On to the older children/teens. An eighth grader might be bored because all his friends are already in high school or because, in school, he is restless and ready to move on. That’s fine. There’s nothing wrong with a teen feeling this. Pain and discomfort are critical parts of growth! What is problematic is when the child does not cope well with this and real problems arise. But the solution is not necessarily to move onto to the next stage of schooling yet! What responsibilities can the eighth grader take on? Work, chores, an independent project, service work….there are many options. At home, an eighth grade Waldorf education probably looks very little like what they do in the classroom (as Waldorf eighth grade is almost entirely taken up with a play, fund raising, class trip and eighth grade projects). This is your opportunity to really work with your child, perhaps in a new way. Eighth grade should be a year of partnership. Your child still needs your guidance and help (and will continue to need this for a few more years) but her interests should be acknowledged. Eighth grade can be a wonderful year for exploring all sorts of possibilities which have not featured in earlier years of schooling.
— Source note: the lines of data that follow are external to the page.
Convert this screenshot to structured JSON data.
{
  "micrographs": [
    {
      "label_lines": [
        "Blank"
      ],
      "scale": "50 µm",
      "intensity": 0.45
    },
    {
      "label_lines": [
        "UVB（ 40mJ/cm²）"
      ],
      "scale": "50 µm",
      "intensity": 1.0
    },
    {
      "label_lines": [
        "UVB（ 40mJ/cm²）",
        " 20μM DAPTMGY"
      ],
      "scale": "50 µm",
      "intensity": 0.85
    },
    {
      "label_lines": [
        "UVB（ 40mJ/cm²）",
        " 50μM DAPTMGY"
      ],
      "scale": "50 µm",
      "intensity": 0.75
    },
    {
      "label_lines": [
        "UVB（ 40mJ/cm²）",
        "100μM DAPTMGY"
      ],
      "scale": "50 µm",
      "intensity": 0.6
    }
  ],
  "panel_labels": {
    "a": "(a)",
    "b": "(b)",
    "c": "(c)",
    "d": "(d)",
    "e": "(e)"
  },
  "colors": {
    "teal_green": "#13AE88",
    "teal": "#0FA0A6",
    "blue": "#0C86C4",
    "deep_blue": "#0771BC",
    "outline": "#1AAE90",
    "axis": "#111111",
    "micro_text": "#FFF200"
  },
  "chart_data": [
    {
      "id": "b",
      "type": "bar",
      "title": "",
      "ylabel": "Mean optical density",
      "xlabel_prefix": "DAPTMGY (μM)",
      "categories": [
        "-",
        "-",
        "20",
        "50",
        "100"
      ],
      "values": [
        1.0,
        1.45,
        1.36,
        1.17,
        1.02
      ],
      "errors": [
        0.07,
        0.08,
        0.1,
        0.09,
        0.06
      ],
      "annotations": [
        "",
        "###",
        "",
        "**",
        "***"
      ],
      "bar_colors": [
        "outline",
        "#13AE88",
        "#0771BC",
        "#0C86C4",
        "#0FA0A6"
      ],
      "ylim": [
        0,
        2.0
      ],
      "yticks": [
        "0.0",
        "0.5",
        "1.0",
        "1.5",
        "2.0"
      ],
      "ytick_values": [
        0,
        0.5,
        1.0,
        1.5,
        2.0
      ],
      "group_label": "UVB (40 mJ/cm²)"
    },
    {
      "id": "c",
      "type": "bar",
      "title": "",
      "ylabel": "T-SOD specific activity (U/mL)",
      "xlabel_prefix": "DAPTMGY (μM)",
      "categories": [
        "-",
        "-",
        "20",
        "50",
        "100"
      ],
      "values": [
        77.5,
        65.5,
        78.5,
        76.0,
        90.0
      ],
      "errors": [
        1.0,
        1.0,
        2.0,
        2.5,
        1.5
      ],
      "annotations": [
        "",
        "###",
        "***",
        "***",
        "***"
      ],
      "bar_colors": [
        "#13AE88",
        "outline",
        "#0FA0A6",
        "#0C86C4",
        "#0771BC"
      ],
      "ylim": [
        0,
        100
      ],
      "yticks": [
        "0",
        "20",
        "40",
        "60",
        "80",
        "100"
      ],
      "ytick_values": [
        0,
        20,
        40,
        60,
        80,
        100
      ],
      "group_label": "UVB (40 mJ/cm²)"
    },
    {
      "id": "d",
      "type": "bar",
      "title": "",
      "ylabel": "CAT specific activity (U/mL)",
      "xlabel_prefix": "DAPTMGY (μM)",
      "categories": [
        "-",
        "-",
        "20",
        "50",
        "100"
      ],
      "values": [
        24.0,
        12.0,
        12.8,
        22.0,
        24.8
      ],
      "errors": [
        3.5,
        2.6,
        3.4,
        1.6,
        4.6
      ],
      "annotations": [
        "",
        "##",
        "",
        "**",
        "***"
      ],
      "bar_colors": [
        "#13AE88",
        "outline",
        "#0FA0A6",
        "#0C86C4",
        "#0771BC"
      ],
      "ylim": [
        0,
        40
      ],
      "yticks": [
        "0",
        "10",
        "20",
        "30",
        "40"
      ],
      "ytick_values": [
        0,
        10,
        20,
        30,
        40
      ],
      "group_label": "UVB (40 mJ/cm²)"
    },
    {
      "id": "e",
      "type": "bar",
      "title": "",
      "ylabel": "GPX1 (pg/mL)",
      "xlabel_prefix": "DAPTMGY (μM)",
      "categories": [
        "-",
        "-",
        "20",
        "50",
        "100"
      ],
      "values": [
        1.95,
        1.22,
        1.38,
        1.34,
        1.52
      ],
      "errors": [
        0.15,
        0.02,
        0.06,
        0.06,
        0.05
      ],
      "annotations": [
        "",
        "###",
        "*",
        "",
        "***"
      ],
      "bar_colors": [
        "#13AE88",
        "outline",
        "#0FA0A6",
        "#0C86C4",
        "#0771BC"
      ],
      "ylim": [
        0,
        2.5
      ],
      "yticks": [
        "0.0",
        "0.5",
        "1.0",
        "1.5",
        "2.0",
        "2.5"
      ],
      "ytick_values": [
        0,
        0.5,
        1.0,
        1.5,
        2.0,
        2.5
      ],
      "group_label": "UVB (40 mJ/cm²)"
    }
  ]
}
And the 19 year old? Well, happy to say the school where my eldest had his disaster a few years ago has learned and has moved on. Co-teaching – or even teaching a whole class – is not offered to younger students but is an option for seniors which can be a wonderful opportunity for a 19 year old. Mentoring younger students and tutoring those having difficulties re also very appropriate ways for older teens to stretch themselves and to contribute to helping in their school community. In this particular school they can also opt out of classes they do not wish to do and are encouraged to pursue their own interests of take classes elsewhere if necessary. They also complete a senior project which can range from a photography exhibit to carving wooden signs for the school to writing a play. At home, it is fairly easy to meet the needs of an older senior with a bit of creativity and access to the internet! Unfortunately, in most schools – yes, including Waldorf schools – this could be difficult as the school I am referring to above is not typical at all and thus a student feeling constrained could be a real problem. But again – is this a problem of the student’s age or is this a problem of what is offered in the student’s education?